Cuando por la mañana llegábamos a Las Machorras pedanía del Ayuntamiento de Espinosa de los Monteros, provincia de Burgos (España), el domingo día 11 de septiembre, volaban sobre el coche centenares de aviones comunes (Delichon urbicum), la golondrina que sitúa sus nidos bajo los aleros de las casas. Cuando después de visitar aquellas cumbres bajábamos al mediodía desde el nacimiento del río Rioseco, la bandada se había posado en los cables de electricidad que cruzaban una de aquellas gargantas.
De inconfundible aspecto. Negro azulado en las partes dorsales y blanco puro en las ventrales. Con un llamativo obispillo blanco muy definitorio. Había muchos ejemplares juveniles, de un color grisáceos oscuro más que negro. Muy gregario, se posa en los cables. Parecía claro que habíamos topado con una bandada en migración. Podíamos escuchar sus cantos y reclamos, más breves y variados que el de su pariente la golondrina común (Hirundo rustica). Se estaban preparando para seguir su viaje transahariano en dirección sur. Tengo la impresión de que el fuerte viento en contra que, desde hacía varios días, llevaba toda la mañana soplando, unido a las alteraciones magnéticas que llevaban produciéndose durante varios días, habían retenido a esa bandada formada por centenares de individuos.
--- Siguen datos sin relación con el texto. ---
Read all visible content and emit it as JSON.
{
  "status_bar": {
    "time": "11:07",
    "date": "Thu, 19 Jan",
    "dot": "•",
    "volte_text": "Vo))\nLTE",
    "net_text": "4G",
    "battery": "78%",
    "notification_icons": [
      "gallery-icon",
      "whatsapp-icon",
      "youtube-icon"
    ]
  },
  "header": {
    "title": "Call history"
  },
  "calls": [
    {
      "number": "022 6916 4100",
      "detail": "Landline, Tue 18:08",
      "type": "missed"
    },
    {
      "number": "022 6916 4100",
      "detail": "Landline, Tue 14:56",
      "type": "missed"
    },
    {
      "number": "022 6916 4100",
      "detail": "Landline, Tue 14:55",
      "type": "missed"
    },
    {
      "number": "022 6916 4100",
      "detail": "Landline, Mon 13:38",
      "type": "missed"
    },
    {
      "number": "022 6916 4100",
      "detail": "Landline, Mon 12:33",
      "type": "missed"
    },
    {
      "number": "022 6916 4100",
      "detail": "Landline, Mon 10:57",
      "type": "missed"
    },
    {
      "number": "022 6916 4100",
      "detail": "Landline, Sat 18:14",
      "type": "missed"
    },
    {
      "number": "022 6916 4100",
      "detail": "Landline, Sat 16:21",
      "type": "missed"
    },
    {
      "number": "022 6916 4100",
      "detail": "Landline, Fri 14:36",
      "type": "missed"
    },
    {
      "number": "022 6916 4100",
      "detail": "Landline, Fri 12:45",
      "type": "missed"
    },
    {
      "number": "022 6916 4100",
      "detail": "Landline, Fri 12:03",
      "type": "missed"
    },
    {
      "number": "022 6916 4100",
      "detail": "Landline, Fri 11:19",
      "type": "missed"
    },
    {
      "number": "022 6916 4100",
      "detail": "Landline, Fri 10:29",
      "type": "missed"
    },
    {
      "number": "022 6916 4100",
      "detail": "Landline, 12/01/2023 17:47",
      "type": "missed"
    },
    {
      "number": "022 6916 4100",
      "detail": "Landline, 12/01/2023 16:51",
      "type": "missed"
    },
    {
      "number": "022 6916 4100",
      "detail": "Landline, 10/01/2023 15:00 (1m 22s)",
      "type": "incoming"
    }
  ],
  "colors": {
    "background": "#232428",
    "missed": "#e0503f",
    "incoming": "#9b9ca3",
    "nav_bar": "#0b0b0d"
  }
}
Las aves perchadas en los cables se dedicaban a atusarse y ordenar las plumas estirando sus alas. El espectáculo era bellísimo. Aquellos pajarillos, poco más grandes que un copo de algodón, se reponían alimentándose de los insectos que el calor de los últimos días había propiciado y recuperaban las fuerzas necesarias para dar otro salto. Quizás hasta Extremadura, quizás hasta la Tierra de Campos. Eran poco más de la una y media del mediodía, pero parece que la mañana les había resultado fructífera pues estaban haciendo un alto en su alimentación para arreglarse el plumaje. A lo mejor es que el cuidado de su plumaje es tan importante como su alimentación, ahora, terminadas las urgencias reproductoras y puestos en marcha hacia el sur. Seguramente una de aquellas mañanas habían cruzado el Golfo de Vizcaya y habían atravesado las montañas cantábricas para llegar y reponerse en estos amables valles. Pensé que sin duda sus plumajes necesitaban, como mínimo, un lavado y un peinado. Y allí estaban ellos, un mediodía cualquiera, preparándose y reparando sus fuerzas para otro avance hacia el sur. ¿Cuántas caerán en esa despiadada, ciega carrera, de la migración?